As he rode upon a high horse, which he showed me, he was often discovered at a considerable distance: and the rude people commonly cried out, "Here comes the old devil of Everton!"

On the top of Mr. B.'s clock, this remarkable motto was written, "Pay me short visits." This, I think, was no bad caution to his numerous visitants.

To conclude my story: Soon, soon all these oppositions to the invaluable gospel will cease, and the faithful labourer will enter upon his everlasting rest, when the truly wise shall shine as the brightness of the firmament, and they that have turned many to righteousness (which, I doubt not, was the happy case of this faithful servant of God) shall shine as the stars for ever and ever.

R. H.
K.

ON THE USE OF INSTRUMENTAL MUSIC IN DISSENTING CHAPELS.

To the Editor of the Baptist Magazine.

Two pieces have lately appeared in your excellent periodical on this subject. Though the former considered the use of Instrumental Music, in Dissenting Chapels, inconsistent with the simplicity of our worship, the ground is fairly open, I conceive, for further investigation. Believing that truth is promoted by free discussion, and that your magazine is friendly to both, I also rely upon your candour, for the admission of the following observations on the impropriety of Instrumental Music in the worship of God.

It is, in my opinion, opposed to the spirituality of the New Testament worship.

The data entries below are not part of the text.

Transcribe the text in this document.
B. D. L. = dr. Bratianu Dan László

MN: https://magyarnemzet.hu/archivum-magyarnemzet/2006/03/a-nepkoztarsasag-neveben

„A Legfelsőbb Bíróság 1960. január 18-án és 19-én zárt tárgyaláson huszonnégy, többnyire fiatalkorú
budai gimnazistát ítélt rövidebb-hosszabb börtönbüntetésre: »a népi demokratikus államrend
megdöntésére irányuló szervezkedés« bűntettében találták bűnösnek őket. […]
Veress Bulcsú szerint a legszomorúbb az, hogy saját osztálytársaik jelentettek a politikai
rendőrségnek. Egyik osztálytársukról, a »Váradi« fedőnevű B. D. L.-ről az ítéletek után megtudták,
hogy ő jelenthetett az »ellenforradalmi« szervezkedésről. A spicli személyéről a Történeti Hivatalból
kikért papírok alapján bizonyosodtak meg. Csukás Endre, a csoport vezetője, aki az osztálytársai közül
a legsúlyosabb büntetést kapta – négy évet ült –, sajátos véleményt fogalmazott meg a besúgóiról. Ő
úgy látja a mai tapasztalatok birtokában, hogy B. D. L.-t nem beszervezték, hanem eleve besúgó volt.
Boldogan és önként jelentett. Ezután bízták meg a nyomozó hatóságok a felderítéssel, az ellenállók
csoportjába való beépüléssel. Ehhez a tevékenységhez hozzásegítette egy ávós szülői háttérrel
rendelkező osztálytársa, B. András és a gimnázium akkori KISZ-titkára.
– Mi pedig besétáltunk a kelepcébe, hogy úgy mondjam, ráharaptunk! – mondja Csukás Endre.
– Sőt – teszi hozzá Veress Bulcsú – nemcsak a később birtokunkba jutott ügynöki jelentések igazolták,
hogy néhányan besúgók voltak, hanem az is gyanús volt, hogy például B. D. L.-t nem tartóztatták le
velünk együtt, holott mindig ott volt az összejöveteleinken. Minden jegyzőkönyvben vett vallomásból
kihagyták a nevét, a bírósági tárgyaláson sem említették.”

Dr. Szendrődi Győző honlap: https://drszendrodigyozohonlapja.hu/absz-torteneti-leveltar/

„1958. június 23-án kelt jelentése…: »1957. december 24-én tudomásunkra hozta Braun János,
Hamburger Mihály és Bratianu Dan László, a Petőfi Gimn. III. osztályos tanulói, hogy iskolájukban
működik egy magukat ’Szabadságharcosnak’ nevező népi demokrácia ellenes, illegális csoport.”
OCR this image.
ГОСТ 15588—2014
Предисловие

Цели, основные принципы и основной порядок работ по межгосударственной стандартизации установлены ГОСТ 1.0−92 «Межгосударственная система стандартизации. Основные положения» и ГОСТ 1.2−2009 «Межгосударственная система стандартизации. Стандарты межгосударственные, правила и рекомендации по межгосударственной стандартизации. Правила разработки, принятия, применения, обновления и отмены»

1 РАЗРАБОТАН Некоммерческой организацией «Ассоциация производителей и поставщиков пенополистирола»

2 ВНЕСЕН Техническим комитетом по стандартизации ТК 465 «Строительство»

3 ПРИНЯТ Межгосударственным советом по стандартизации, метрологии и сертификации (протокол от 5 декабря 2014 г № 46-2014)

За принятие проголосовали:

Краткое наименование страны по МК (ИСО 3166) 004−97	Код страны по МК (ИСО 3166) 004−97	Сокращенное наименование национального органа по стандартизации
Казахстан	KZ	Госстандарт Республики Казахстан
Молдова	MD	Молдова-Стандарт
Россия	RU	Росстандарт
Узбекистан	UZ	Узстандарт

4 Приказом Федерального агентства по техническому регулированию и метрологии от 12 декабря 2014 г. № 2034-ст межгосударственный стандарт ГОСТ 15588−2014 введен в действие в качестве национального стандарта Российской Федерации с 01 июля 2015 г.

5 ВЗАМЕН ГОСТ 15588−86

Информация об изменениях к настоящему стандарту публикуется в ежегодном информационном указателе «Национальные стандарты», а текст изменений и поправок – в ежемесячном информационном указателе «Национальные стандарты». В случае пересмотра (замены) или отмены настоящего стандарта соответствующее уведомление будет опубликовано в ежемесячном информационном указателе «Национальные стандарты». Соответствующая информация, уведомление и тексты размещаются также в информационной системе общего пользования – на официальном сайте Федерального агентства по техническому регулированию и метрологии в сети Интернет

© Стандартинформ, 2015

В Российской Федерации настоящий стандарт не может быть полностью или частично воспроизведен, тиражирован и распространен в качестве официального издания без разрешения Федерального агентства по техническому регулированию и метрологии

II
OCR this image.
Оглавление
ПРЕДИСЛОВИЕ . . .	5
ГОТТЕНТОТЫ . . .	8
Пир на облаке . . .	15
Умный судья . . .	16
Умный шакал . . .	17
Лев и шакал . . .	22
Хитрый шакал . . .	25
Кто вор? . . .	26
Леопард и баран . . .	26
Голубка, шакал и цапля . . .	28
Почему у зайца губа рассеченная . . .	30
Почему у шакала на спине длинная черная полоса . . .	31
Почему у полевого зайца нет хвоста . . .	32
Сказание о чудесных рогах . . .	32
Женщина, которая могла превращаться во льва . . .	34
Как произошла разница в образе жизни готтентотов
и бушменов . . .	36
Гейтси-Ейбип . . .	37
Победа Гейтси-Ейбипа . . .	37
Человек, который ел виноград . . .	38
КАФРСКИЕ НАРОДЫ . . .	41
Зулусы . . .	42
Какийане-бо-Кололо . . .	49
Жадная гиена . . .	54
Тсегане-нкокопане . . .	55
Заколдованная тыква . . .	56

When the Christian dispensation took the place of the Jewish, it swept away the load of carnal rites and ceremonies with which that nation was burdened. Of these carnal ordinances it is universally agreed that Instrumental Music was a part: with them, therefore, it is finally abolished; nor do I see how we can reinstate it in the worship of God, without violating his kingly prerogative, and impairing the spirituality of his worship, by the introduction of grosser materials, which he has, by direct appointment, excluded.

Instrumental music appears to me to be a departure from the practice of the primitive church, as well as a soil upon the spirituality of the New Testament worship. It has, from time immemorial, been the custom of innovators upon divine worship to construe the silence of the scriptures, concerning their innovations, into consent. Every one who understands the principles of Protestant Dissenters knows that their silence in such a case is a loud condemnation. No better reason, I believe, can be assigned for banishing any thing from the worship of the sanctuary, than the fact, that it is not sanctioned by the command of the apostles, nor by the example of the early Christians. Where, allow me to ask, is Instrumental Music sanctioned in the worship of the Christian dispensation? The apostle Paul exhorts us to "teach and admonish one another in psalms and hymns and spiritual songs." The same apostle, when in jail with Silas at Phillippi, "prayed and sang praises unto God." Pliny, in his celebrated letter to Trajan, A. D. 106, or 107, says of the Christians in his time, that they were "accustomed, on a stated day, to assemble before sunrise, and to join together in singing hymns to Christ, as to a deity."

But where have the apostles sanctioned Instrumental Music, by precept or example? When and where did the primitive Christians employ it in the worship of God? The truth is, as all who are acquainted with ecclesiastical records know, Instrumental Music is a piece of popish tinsel and show; and moreover a comparatively recent invention of popery itself. That musical Instruments were not used, says the author of the Biblical Cyclopædia, even in the Popish Church, in Thomas Aquinas's time, about the year 1250, appears from the passage in his questions: "In the old law, God was praised both with musical instruments and human voices; but the Christian church does not use instruments to praise him, lest she should seem to judaize."